El tónico familiar (4-2)


EL TÓNICO FAMILIAR.

CAPÍTULO CUATRO.
SEGUNDA PARTE.

  A eso de las once de la mañana me despertó el contacto de una mano en mi hombro. Al abrir los ojos vi a mi madre inclinada sobre la cama, perfectamente vestida y peinada, con sus pantaloncitos tejanos y una camiseta blanca de tirantes.
—Venga, despierta, que ya es hora.
  Sonreí, le agarré el brazo y tiré de ella, obligándola a tumbarse sobre mí. Se resistió y apenas conseguí darle un beso en la mejilla. El breve contacto bastó para añadir varias magnitudes de dureza a mi empalme mañanero.
—¡Carlos, joder! ¿Y si nos ve tu abuela? —me amonestó, en voz muy baja—. Olvídate de lo de anoche y no hagas estupideces.
—¿Que me olvide de lo de anoche? —pregunté, entre sorprendido y burlón—. No te entiendo. ¿Qué paso anoche?
—Muy gracioso. Ya hablaremos.
  Dicho esto salió de la habitación. Me vestí, fui al baño y a desayunar. Me sorprendió no encontrar a nadie en la cocina. Ver a mi abuela y sus abundantes curvas junto a la encimera era algo que me alegraba las mañanas. Me concentré en las tostadas frías que me habían dejado en la mesa y diez minutos después escuché su voz detrás de mí.
—Buenos días, dormilón. Ya era hora.
  Me giré en la silla y la miré de arriba a abajo, sin disimulo. Me sorprendió que no llevase la ropa de faena sino un atuendo más formal. Vestía una blusa verde parecida a la que había usado en nuestra cena, pero de manga larga. La holgada prenda no conseguía disimular ni por asomo el exagerado volumen de sus pechos, aunque la llevaba abotonada hasta el cuello. Las anchas caderas se ocultaban bajo una sobria falda negra que la cubría hasta un poco más abajo de las rodillas, y calzaba unos zapatos también negros, de tacón bajo y con una pequeña hebilla plateada en la cinta que cruzaba el empeine. Llevaba los rizos pelirrojos perfectamente colocados y unas gafas distintas a las habituales, más discretas y de montura metálica.
—Pero qué guapa estás, abuela. ¿Es que vas a bajar al pueblo? —pregunté, sin dejar de admirar su estampa.
—Pues claro, cielo. Es domingo —dijo, como si eso lo explicase todo.
—Este no sabe ni en que día vive, Feli —intervino mi madre, que había aparecido como por arte de magia junto al fregadero y limpiaba unas tazas.
  La abuela rió, se acercó y me dio un beso en la frente. Se había puesto colonia, y aunque era una agradable fragancia de flores y cítricos, eché de menos su aroma natural. Mi mente confusa al fin consiguió abrirse camino entre todas las explícitas escenas sexuales que me sugerían las dos mujeres presentes.

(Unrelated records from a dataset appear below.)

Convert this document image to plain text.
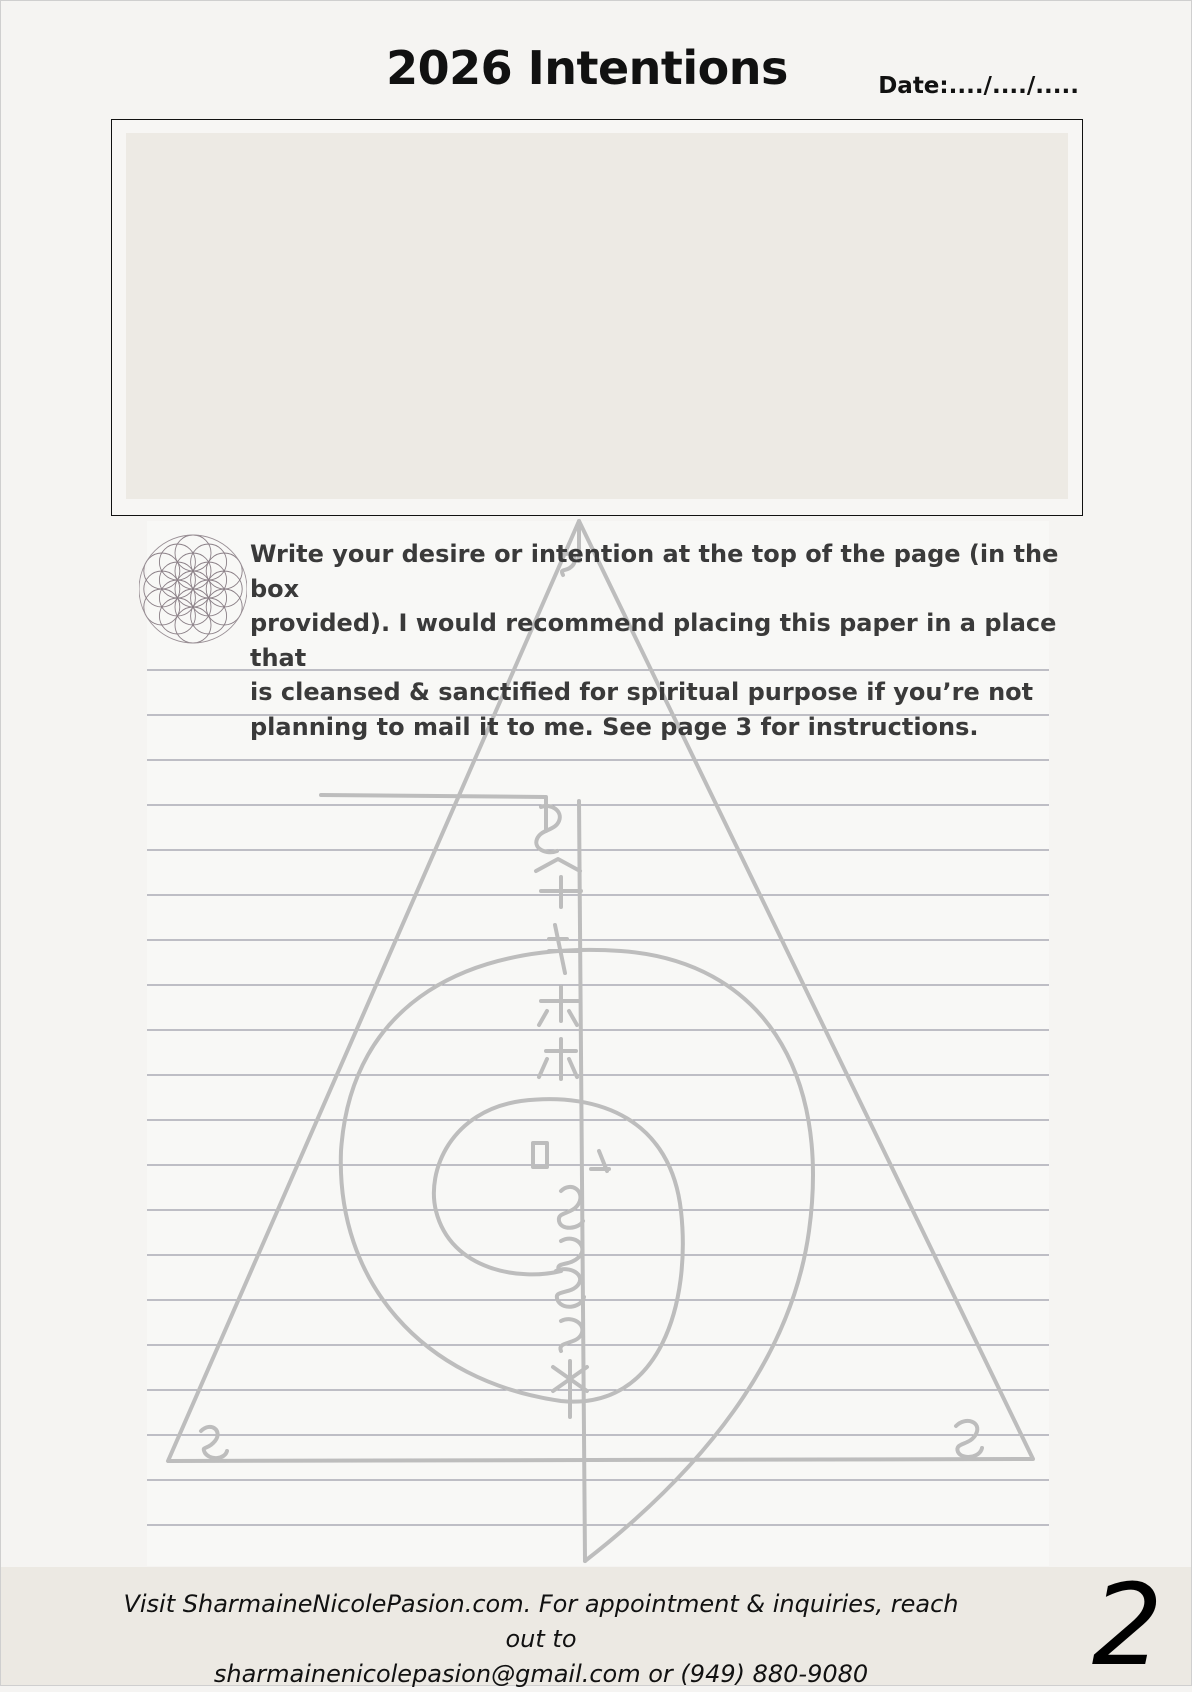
2026 Intentions	Date:..../..../.....
Write your desire or intention at the top of the page (in the box
provided). I would recommend placing this paper in a place that
is cleansed & sanctified for spiritual purpose if you’re not
planning to mail it to me. See page 3 for instructions.
Visit SharmaineNicolePasion.com. For appointment & inquiries, reach out to
sharmainenicolepasion@gmail.com or (949) 880-9080	2
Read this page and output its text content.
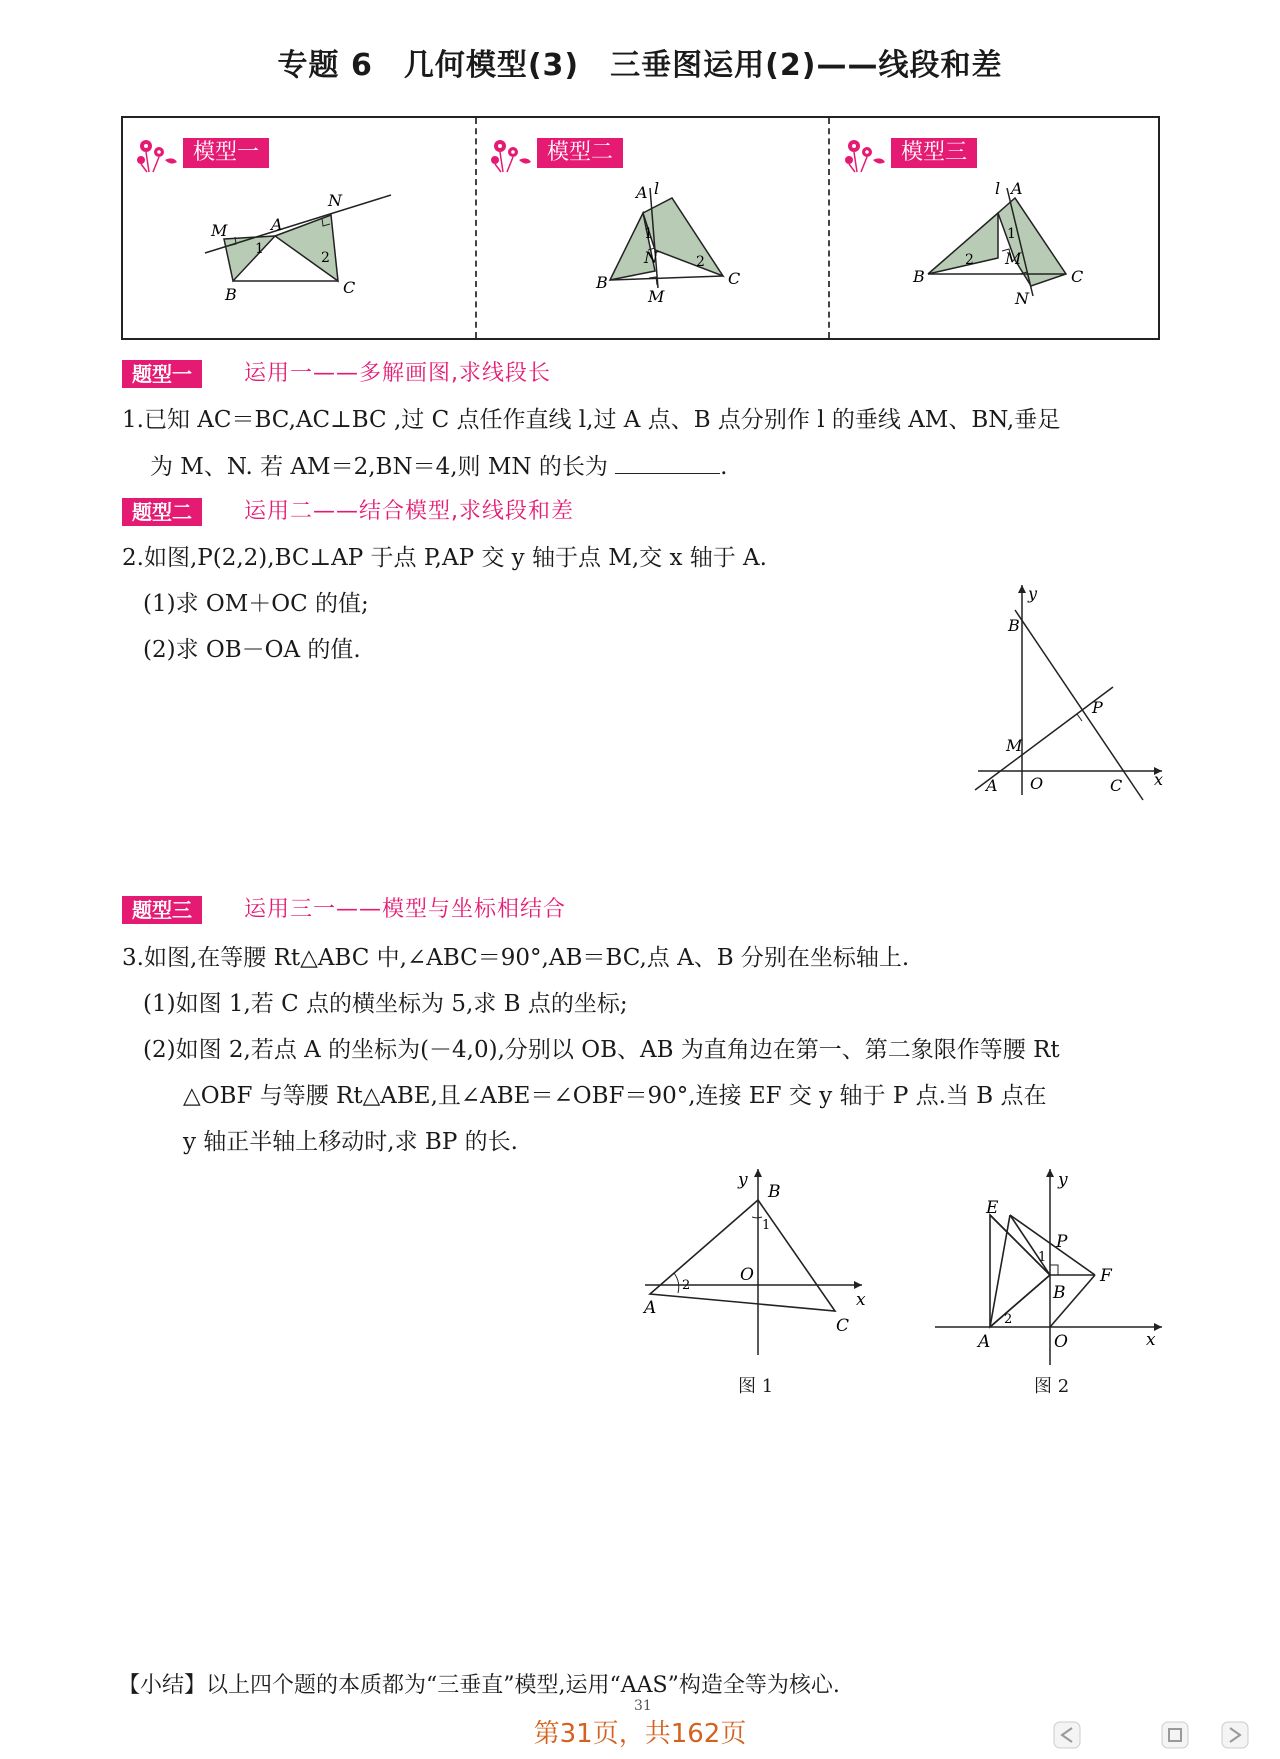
专题 6　几何模型(3)　三垂图运用(2)——线段和差
模型一	模型二	模型三
M	A
N
B	C
1
2
A l
N
B
M
C
1
2
l A
M
B
N
C
1
2
题型一	运用一——多解画图,求线段长
1.已知 AC＝BC,AC⊥BC ,过 C 点任作直线 l,过 A 点、B 点分别作 l 的垂线 AM、BN,垂足
为 M、N. 若 AM＝2,BN＝4,则 MN 的长为	.
题型二	运用二——结合模型,求线段和差
2.如图,P(2,2),BC⊥AP 于点 P,AP 交 y 轴于点 M,交 x 轴于 A.
(1)求 OM＋OC 的值;
(2)求 OB－OA 的值.
y
x
B
P
M
O
A	C
题型三	运用三一——模型与坐标相结合
3.如图,在等腰 Rt△ABC 中,∠ABC＝90°,AB＝BC,点 A、B 分别在坐标轴上.
(1)如图 1,若 C 点的横坐标为 5,求 B 点的坐标;
(2)如图 2,若点 A 的坐标为(－4,0),分别以 OB、AB 为直角边在第一、第二象限作等腰 Rt
△OBF 与等腰 Rt△ABE,且∠ABE＝∠OBF＝90°,连接 EF 交 y 轴于 P 点.当 B 点在
y 轴正半轴上移动时,求 BP 的长.
y
B
x
O
A
C
1
2
图 1
y
E
P
F
B
O
A	x
1
2
图 2
【小结】以上四个题的本质都为“三垂直”模型,运用“AAS”构造全等为核心.
31
第31页，共162页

—Ah, claro. Vas a misa —deduje al fin.
—Sí. A misa de doce —añadió ella.
  No la acompañaba al culto desde que era muy pequeño. Yo no era creyente, y además el ambiente rancio de la iglesia pueblerina me daba ganas de ahorcarme en el campanario. En cuanto a mi madre, se definía como “católica no practicante”, una forma de decir que creía en Dios por si acaso pero que pasaba de ir todos los domingos a escuchar a un cura soltando estupideces. Ese dato, unido a su informal atuendo, indicaba que no tenía intención de acompañar a su suegra al templo.
  La situación me planteaba un interesante dilema. Podía quedarme en la casa, a solas con mamá durante más de una hora, e intentar como mínimo repetir lo ocurrido por la noche. O podía ganar puntos con la abuela llevándola al pueblo, y quizá convencerla para jugar un rato en los asientos traseros del Land-Rover. No tuve que pensar mucho, ya que mi madre decidió por mí.

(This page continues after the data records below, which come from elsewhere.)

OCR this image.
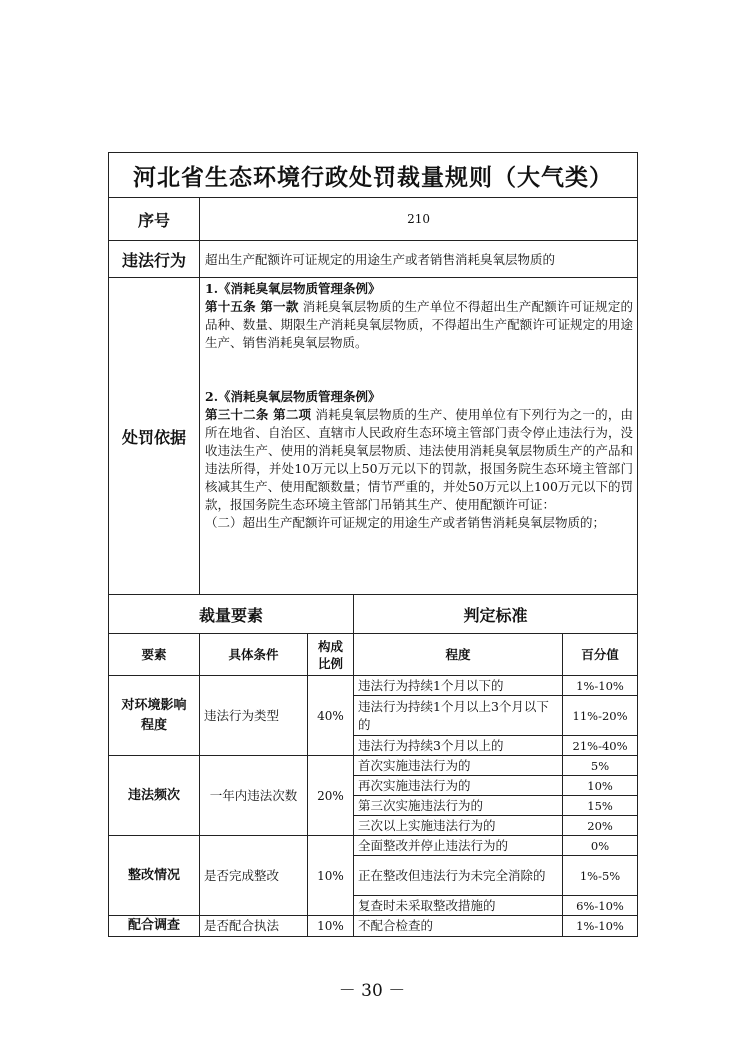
河北省生态环境行政处罚裁量规则（大气类）				
序号	210			
违法行为	超出生产配额许可证规定的用途生产或者销售消耗臭氧层物质的			
处罚依据	1.《消耗臭氧层物质管理条例》
第十五条 第一款 消耗臭氧层物质的生产单位不得超出生产配额许可证规定的品种、数量、期限生产消耗臭氧层物质，不得超出生产配额许可证规定的用途生产、销售消耗臭氧层物质。
2.《消耗臭氧层物质管理条例》
第三十二条 第二项 消耗臭氧层物质的生产、使用单位有下列行为之一的，由所在地省、自治区、直辖市人民政府生态环境主管部门责令停止违法行为，没收违法生产、使用的消耗臭氧层物质、违法使用消耗臭氧层物质生产的产品和违法所得，并处10万元以上50万元以下的罚款，报国务院生态环境主管部门核减其生产、使用配额数量；情节严重的，并处50万元以上100万元以下的罚款，报国务院生态环境主管部门吊销其生产、使用配额许可证：
（二）超出生产配额许可证规定的用途生产或者销售消耗臭氧层物质的；			

裁量要素			判定标准	
要素	具体条件	构成比例	程度	百分值
对环境影响程度	违法行为类型	40%	违法行为持续1个月以下的	1%-10%
			违法行为持续1个月以上3个月以下的	11%-20%
			违法行为持续3个月以上的	21%-40%
违法频次	一年内违法次数	20%	首次实施违法行为的	5%
			再次实施违法行为的	10%
			第三次实施违法行为的	15%
			三次以上实施违法行为的	20%
整改情况	是否完成整改	10%	全面整改并停止违法行为的	0%
			正在整改但违法行为未完全消除的	1%-5%
			复查时未采取整改措施的	6%-10%
配合调查	是否配合执法	10%	不配合检查的	1%-10%
－ 30 －
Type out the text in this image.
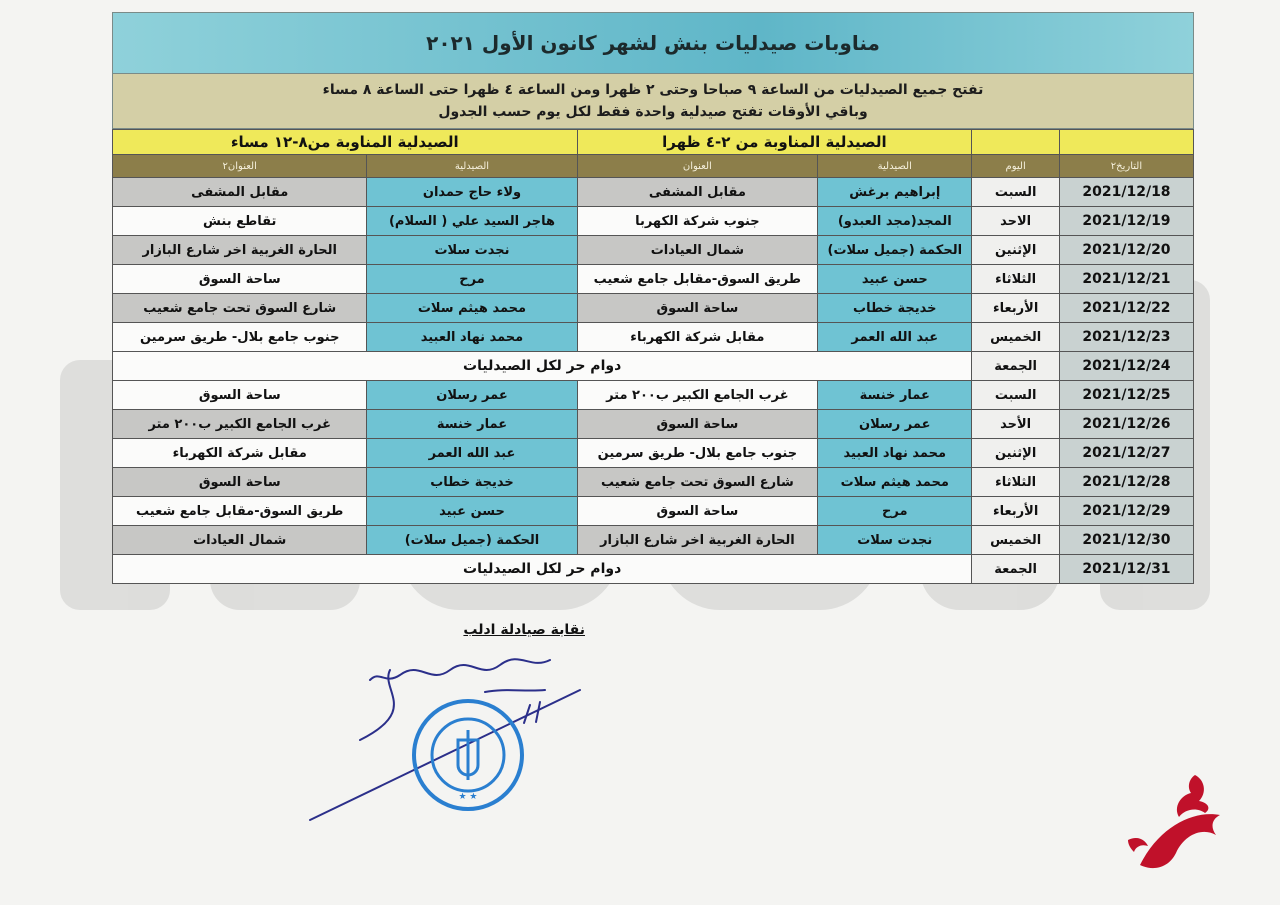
مناوبات صيدليات بنش لشهر كانون الأول ٢٠٢١
تفتح جميع الصيدليات من الساعة ٩ صباحا وحتى ٢ ظهرا ومن الساعة ٤ ظهرا حتى الساعة ٨ مساء
وباقي الأوقات تفتح صيدلية واحدة فقط لكل يوم حسب الجدول
		الصيدلية المناوبة من ٢-٤ ظهرا		الصيدلية المناوبة من٨-١٢ مساء	
التاريخ٢	اليوم	الصيدلية	العنوان	الصيدلية	العنوان٢
2021/12/18	السبت	إبراهيم برغش	مقابل المشفى	ولاء حاج حمدان	مقابل المشفى
2021/12/19	الاحد	المجد(مجد العبدو)	جنوب شركة الكهربا	هاجر السيد علي ( السلام)	تقاطع بنش
2021/12/20	الإثنين	الحكمة (جميل سلات)	شمال العيادات	نجدت سلات	الحارة الغربية اخر شارع البازار
2021/12/21	الثلاثاء	حسن عبيد	طريق السوق-مقابل جامع شعيب	مرح	ساحة السوق
2021/12/22	الأربعاء	خديجة خطاب	ساحة السوق	محمد هيثم سلات	شارع السوق تحت جامع شعيب
2021/12/23	الخميس	عبد الله العمر	مقابل شركة الكهرباء	محمد نهاد العبيد	جنوب جامع بلال- طريق سرمين
2021/12/24	الجمعة	دوام حر لكل الصيدليات			
2021/12/25	السبت	عمار خنسة	غرب الجامع الكبير ب٢٠٠ متر	عمر رسلان	ساحة السوق
2021/12/26	الأحد	عمر رسلان	ساحة السوق	عمار خنسة	غرب الجامع الكبير ب٢٠٠ متر
2021/12/27	الإثنين	محمد نهاد العبيد	جنوب جامع بلال- طريق سرمين	عبد الله العمر	مقابل شركة الكهرباء
2021/12/28	الثلاثاء	محمد هيثم سلات	شارع السوق تحت جامع شعيب	خديجة خطاب	ساحة السوق
2021/12/29	الأربعاء	مرح	ساحة السوق	حسن عبيد	طريق السوق-مقابل جامع شعيب
2021/12/30	الخميس	نجدت سلات	الحارة الغربية اخر شارع البازار	الحكمة (جميل سلات)	شمال العيادات
2021/12/31	الجمعة	دوام حر لكل الصيدليات			
نقابة صيادلة ادلب
★ ★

—Carlos, ¿por qué no te pones algo decente y la llevas en coche? —dijo, apoyada en el borde del fregadero.
  El brillo malicioso en sus ojos me decía que se había anticipado a mis intenciones. Me conocía demasiado bien. Me molestó que no quisiera estar conmigo a solas, pero quizá era por prudencia, ya que no sabíamos a qué hora llegaría mi padre y si nos sorprendía haciendo algo indecoroso su reacción no sería agradable para ninguno de los dos. O a lo mejor solamente quería fastidiarme, dejar claro que a pesar de lo ocurrido nuestras relación no había cambiado en lo fundamental y que su voluntad siempre estaría por encima de mis deseos. Por otro lado, ella no sabía que meterme en un espacioso vehículo con mi atractiva y sexualmente activa anfitriona podía terminar de una forma que ni siquiera imaginaba. Así que le seguí el juego, le devolví la mirada y sonreí como si fuera un santo inmune a cualquier clase de lujuria.
—No hace falta, hija. No me importa ir andando —dijo mi abuela, ajena a nuestro silencioso duelo.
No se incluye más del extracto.